In this attack, attackers are impersonating a major financial institution claiming to have received the recipient’s stimulus check, but needing the recipient to verify their account to release the funds. The attackers have created a full landing page to attempt to steal the recipient’s banking credentials. The campaign targets more than 50,000 users via Office 365, sending concealed malicious links that redirect to impersonated web pages of financial institutions, where login credentials would be demanded and sent to attackers.
As COVID-19 has induced an economic uncertainty, similar campaigns have been observed in different geographic locations, using the click-bait of COVID-19 relief funds. As the emails claim that this financial institution has placed the funds on hold until the user can sign in and “verify account ownership”, in such testing times people are more likely to login without confirmation. The URL is masked with a link, and the real URL takes victims to a site hosted at “https://theruncoach.icu/home.php”, controlled by attackers to steal the login credentials of victim’s bank account.

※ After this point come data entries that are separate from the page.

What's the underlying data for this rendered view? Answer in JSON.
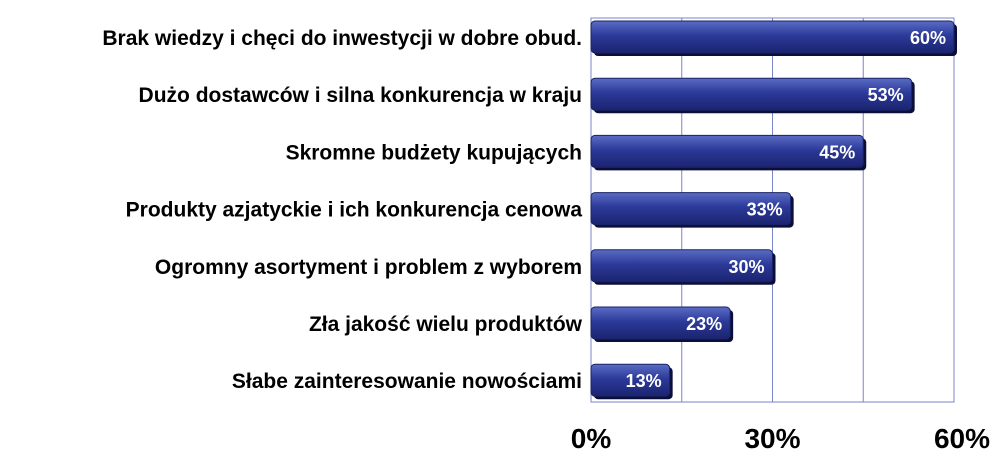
{
  "chart_data": {
    "type": "bar",
    "orientation": "horizontal",
    "categories": [
      "Brak wiedzy i chęci do inwestycji w dobre obud.",
      "Dużo dostawców i silna konkurencja w kraju",
      "Skromne budżety kupujących",
      "Produkty azjatyckie i ich konkurencja cenowa",
      "Ogromny asortyment i problem z wyborem",
      "Zła jakość wielu produktów",
      "Słabe zainteresowanie nowościami"
    ],
    "values": [
      60,
      53,
      45,
      33,
      30,
      23,
      13
    ],
    "value_labels": [
      "60%",
      "53%",
      "45%",
      "33%",
      "30%",
      "23%",
      "13%"
    ],
    "xlim": [
      0,
      60
    ],
    "x_ticks": [
      0,
      30,
      60
    ],
    "x_tick_labels": [
      "0%",
      "30%",
      "60%"
    ],
    "grid": true,
    "legend": "none",
    "colors": {
      "bar_top": "#5a6cc4",
      "bar_mid": "#2c3a99",
      "bar_bottom": "#1b2470",
      "bar_shadow": "#0a0f3a",
      "plot_border": "#7b86c9",
      "grid": "#7b86c9"
    }
  }
}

While this attack involved impersonation of one financial institution, similar attacks are underway that invoke an urgency, leaving the victims unable to scrutinize the email. The email even contained real links to the financial institution’s privacy statement, in addition to the fake landing page which would steal their credentials. The landing page was similarly elaborate, appearing almost exactly like the true bank landing page.
Similar phishing campaigns were seen targeting customers of many Pakistani banks last year by threatening an account block, so the tactic is not new. However, in times of financial instability, users may actually fall victim to such an attack.